Dans un tout autre registre, Vincent Duclerc resitue le rôle des archives, et surtout cette sorte d’impensé dont elles sont victimes : c’est bien connu, les archives, surtout quand elles sont communales et, pire encore, quand elles sont rurales, sont un repaire, un nid de généalogistes vrombissants. Or, Vincent Duclerc rappelle fort opportunément que l’archive c’est notre histoire, et qu’elle se doit d’être correctement traitée, matériellement, légalement, et restituée dans sa fonction première, matériau pour le temps présent.
Olivier Donnat revient sur « La sociologie des pratiques culturelles », c’est toujours bon à lire – voire à relire, mais la sociologie n’étant pas une astrologie, les propos d’Olivier Donnat sont ceux que nous avons déjà pu savourer, soit dans l’enquête sur les pratiques culturelles des Français, soit dans le Bulletin des bibliothèques de France, excellente revue.
Françoise Benhamou rédige une longue intervention, « Industries culturelles, mondialisation et marchés nationaux » et, en focus (et en prime, dirions-nous), « Les biens culturels, une exception économique ? ». Sur ce dernier point, elle avance cinq pistes de recherche qui ne sont pas sans nous concerner, nous qui recherchons ces nouveaux modèles économiques : nature des biens, caractérisation de la demande, formes d’emploi, évolution des structures industrielles, évolution des droits de propriété. D’où il ressort que, si l’économiste suppose une préférence du consommateur pour la diversité, ce dernier pourra avoir tendance à choisir la concentration, la prise de risque étant moins forte ; que le phénomène de longue traîne, sorte de tarte à la crème de l’internet, ne semble pas résister à l’analyse empirique ; l’analyse de la forme de structures industrielles, bien connue depuis les travaux de Jean-Yves Mollier, se déploie vers les structures consacrées à l’audiovisuel, à la presse, et même au prix du livre numérique. Quant à l’emploi culturel, il est traité (notice 17 : « Les professions culturelles : un système incomplet de relations sociales ») par Pierre-Michel Menger.

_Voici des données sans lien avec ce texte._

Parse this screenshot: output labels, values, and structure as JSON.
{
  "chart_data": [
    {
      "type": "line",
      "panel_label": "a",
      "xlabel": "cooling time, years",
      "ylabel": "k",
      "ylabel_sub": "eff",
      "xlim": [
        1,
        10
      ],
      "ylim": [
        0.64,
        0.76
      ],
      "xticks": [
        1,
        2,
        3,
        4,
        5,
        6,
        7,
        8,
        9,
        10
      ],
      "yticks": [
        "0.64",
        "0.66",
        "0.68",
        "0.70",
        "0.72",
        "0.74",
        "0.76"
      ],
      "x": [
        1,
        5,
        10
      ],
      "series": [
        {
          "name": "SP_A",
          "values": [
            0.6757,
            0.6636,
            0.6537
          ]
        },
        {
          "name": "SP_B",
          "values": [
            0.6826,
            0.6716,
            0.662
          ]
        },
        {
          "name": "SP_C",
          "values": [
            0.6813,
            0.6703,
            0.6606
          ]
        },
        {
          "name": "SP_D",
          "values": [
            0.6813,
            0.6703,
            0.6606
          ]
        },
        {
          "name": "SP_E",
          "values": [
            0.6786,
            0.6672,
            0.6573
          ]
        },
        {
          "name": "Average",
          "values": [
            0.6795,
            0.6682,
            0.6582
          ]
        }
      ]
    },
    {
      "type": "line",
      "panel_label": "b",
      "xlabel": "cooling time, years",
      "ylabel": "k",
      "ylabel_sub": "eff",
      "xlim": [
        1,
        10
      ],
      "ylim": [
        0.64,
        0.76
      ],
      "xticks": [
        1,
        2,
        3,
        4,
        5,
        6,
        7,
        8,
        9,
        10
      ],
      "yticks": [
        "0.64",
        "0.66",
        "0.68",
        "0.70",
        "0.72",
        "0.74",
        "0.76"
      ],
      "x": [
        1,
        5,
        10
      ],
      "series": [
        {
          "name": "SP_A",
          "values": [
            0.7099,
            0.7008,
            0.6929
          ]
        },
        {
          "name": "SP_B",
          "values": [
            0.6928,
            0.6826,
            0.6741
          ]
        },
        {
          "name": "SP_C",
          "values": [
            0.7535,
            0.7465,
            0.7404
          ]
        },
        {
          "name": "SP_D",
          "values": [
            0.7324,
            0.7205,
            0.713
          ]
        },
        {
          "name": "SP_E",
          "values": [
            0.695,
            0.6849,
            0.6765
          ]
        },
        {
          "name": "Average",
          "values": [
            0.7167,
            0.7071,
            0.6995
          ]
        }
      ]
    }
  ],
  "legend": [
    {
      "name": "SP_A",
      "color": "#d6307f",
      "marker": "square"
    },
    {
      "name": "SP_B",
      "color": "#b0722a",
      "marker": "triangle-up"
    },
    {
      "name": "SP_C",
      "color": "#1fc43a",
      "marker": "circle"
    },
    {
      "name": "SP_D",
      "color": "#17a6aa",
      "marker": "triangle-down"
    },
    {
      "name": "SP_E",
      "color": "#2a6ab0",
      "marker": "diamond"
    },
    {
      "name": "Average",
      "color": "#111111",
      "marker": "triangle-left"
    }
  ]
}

La dernière partie, rédigée par Xavier Greffe, auteur remarqué d’un rapport sur l’attractivité du territoire, traite de « la politique culturelle pour une société créative ». Tout ceci nous semble brillant et fort documenté ; néanmoins, les villes et sociétés créatives, concept déjà ancien, nous laissent un peu de marbre, sans doute parce que le terme même de « créativité » a été maintes fois démonétisé par un usage immodéré ; pour éclairer ce propos, il conviendrait de le nuancer avec l’article que Guy Saez a donné dans le numéro 36 de L’observatoire, consacré aux villes et société créatives3, et justement intitulé : « Une (ir)résistible dérive des continents : recomposition des politiques culturelles ou marketing urbain ? ».
Toutes les notices sont accompagnées de solides bibliographies, de notes diverses.
Un ouvrage à lire toutes affaires cessantes, il y a tellement de livres pas si nécessaires que cela, « un peu comme on choisit toujours la plus lente au supermarché, voilà, c’est pareil, la plus haute est toujours celle des livres à lire », comme le dit si justement Laurent Mauvignier : que celui-ci rejoigne donc la pile la plus basse.